I did experience intermittent periods of vibrant color on my annual spa trips to Arizona. During these trips I signed up for sessions with Shaman and Reiki Masters, dance classes, rock climbing. Basically, anything out of my comfort zone. I was fully engaged in any and all conversations and enjoyed quality time by myself sketching or journaling. I met people who were like-minded and looking for a higher purpose, an inward connection they had forgotten all about.

Many of these trips were life changing. But I just couldn’t figure out how to translate that energy/excitement into my life at home.
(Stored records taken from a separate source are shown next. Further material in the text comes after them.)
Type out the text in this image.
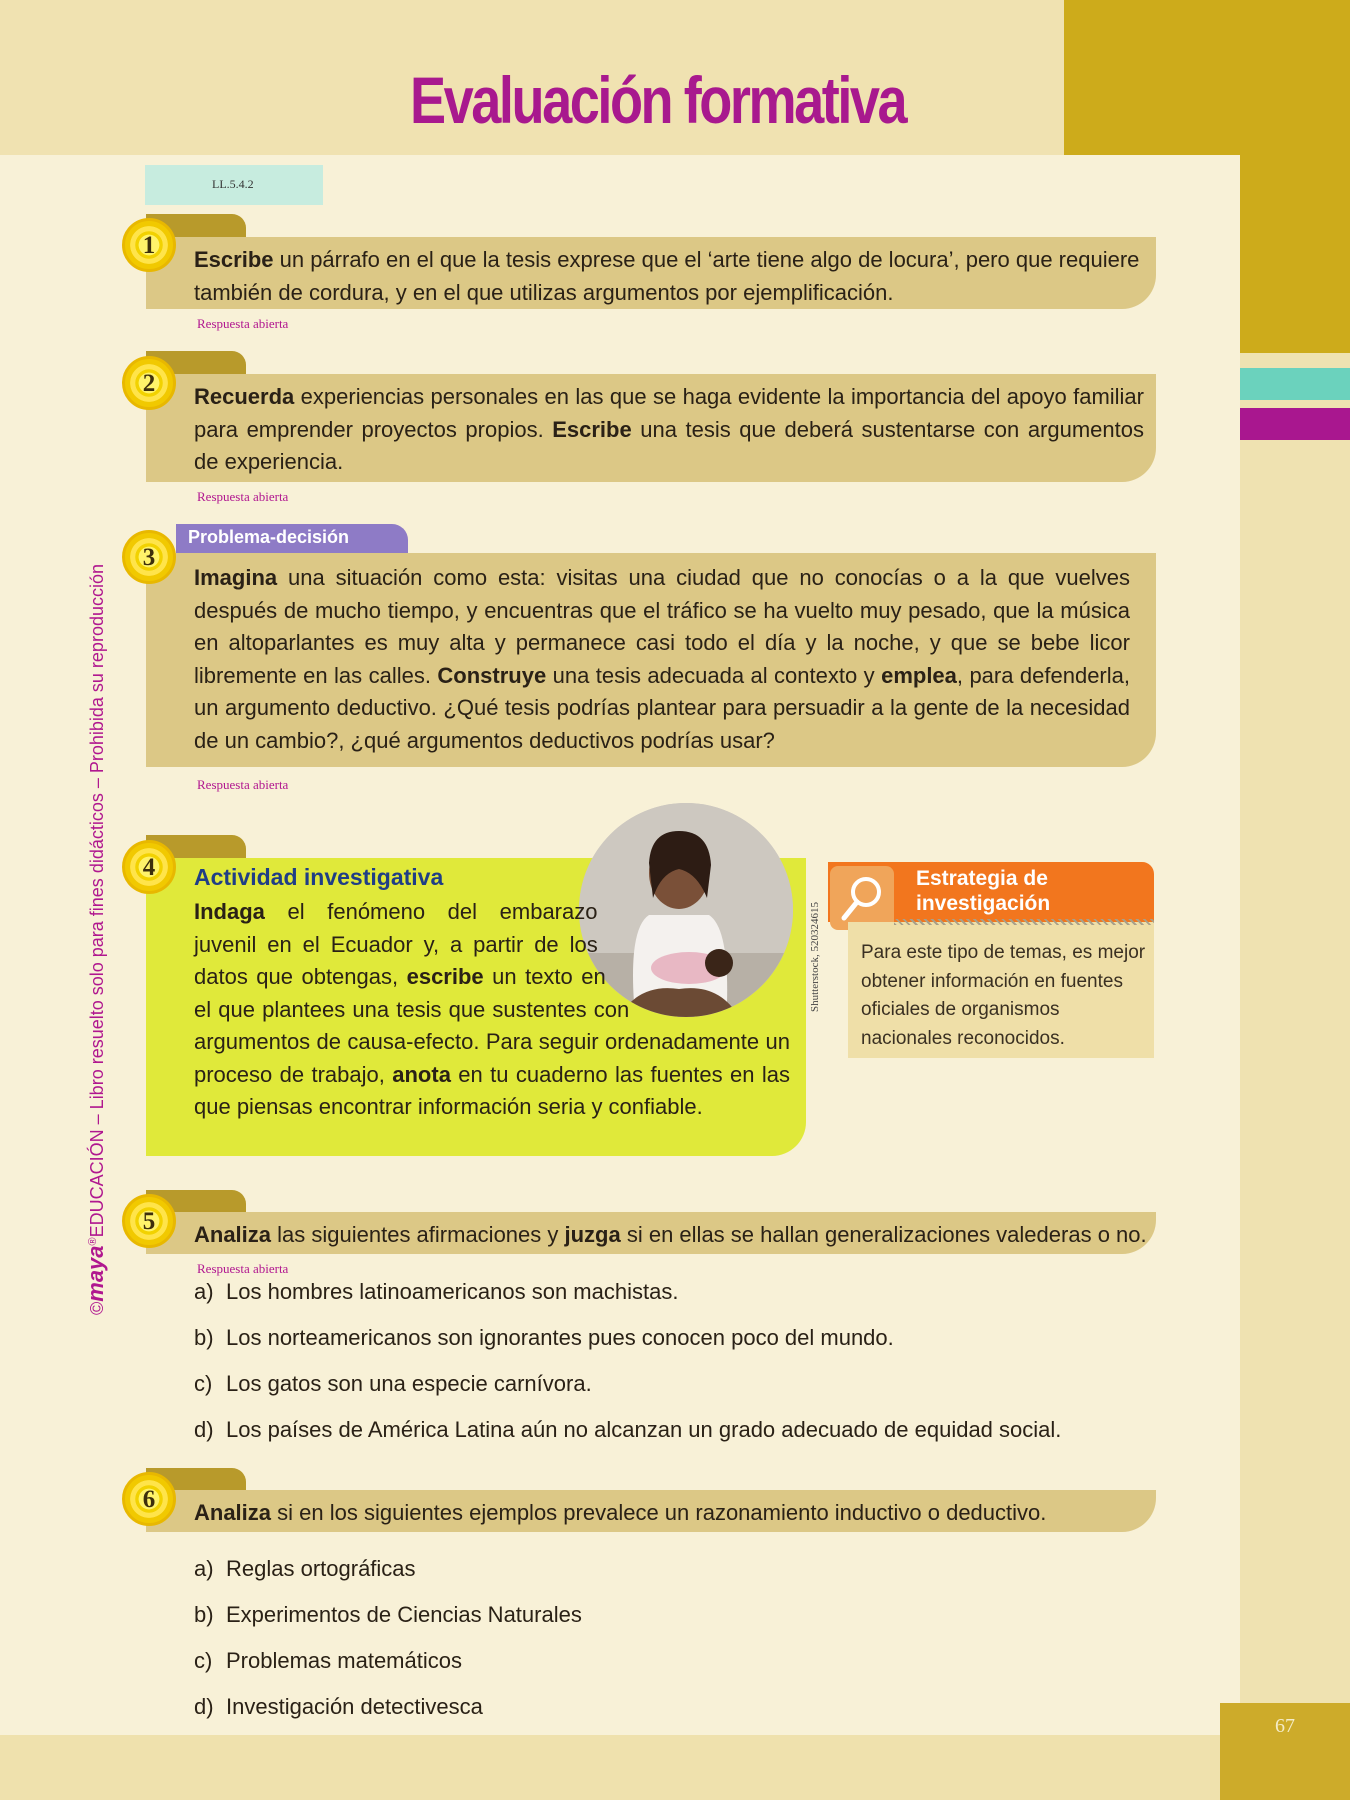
67
Evaluación formativa
LL.5.4.2
©maya®EDUCACIÓN – Libro resuelto solo para fines didácticos – Prohibida su reproducción
1
Escribe un párrafo en el que la tesis exprese que el ‘arte tiene algo de locura’, pero que requiere también de cordura, y en el que utilizas argumentos por ejemplificación.
Respuesta abierta
2	Recuerda experiencias personales en las que se haga evidente la importancia del apoyo familiar para emprender proyectos propios. Escribe una tesis que deberá sustentarse con argumentos de experiencia.
Respuesta abierta
Problema-decisión
3
Imagina una situación como esta: visitas una ciudad que no conocías o a la que vuelves después de mucho tiempo, y encuentras que el tráfico se ha vuelto muy pesado, que la música en altoparlantes es muy alta y permanece casi todo el día y la noche, y que se bebe licor libremente en las calles. Construye una tesis adecuada al contexto y emplea, para defenderla, un argumento deductivo. ¿Qué tesis podrías plantear para persuadir a la gente de la necesidad de un cambio?, ¿qué argumentos deductivos podrías usar?
Respuesta abierta
4	Actividad investigativa
Shutterstock, 520324615
Indaga el fenómeno del embarazo juvenil en el Ecuador y, a partir de los datos que obtengas, escribe un texto en el que plantees una tesis que sustentes con argumentos de causa-efecto. Para seguir ordenadamente un proceso de trabajo, anota en tu cuaderno las fuentes en las que piensas encontrar información seria y confiable.
Estrategia de
investigación
Para este tipo de temas, es mejor obtener información en fuentes oficiales de organismos nacionales reconocidos.
5	Analiza las siguientes afirmaciones y juzga si en ellas se hallan generalizaciones valederas o no.
Respuesta abierta
a) Los hombres latinoamericanos son machistas.
b) Los norteamericanos son ignorantes pues conocen poco del mundo.
c) Los gatos son una especie carnívora.
d) Los países de América Latina aún no alcanzan un grado adecuado de equidad social.
6	Analiza si en los siguientes ejemplos prevalece un razonamiento inductivo o deductivo.
a) Reglas ortográficas
b) Experimentos de Ciencias Naturales
c) Problemas matemáticos
d) Investigación detectivesca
Then, on a hot Sunday last August, I went to a Psychic Fair on Long Island. I arrived early, eager, and signed up for several services. The hotel’s ballroom, where the event took place, was bustling with inquisitive people who had questions and were searching out answers. People like myself. At the center of the room were the Reiki Masters. In booths around the room’s edges were Tarot Readers, Numerologists, and Psychics.

When I sat down with Gina for a 15-minute psychic reading, little did I know that my life would take a permanent course correction.

After handing Gina my bracelet (she asked for a personal item) she wanted to know if I was a Reiki practitioner. I said, “No. Why?” Gina said, “Because I can easily see you teaching and practicing Reiki.” I started laughing, because it was completely foreign to me and yet it totally made sense.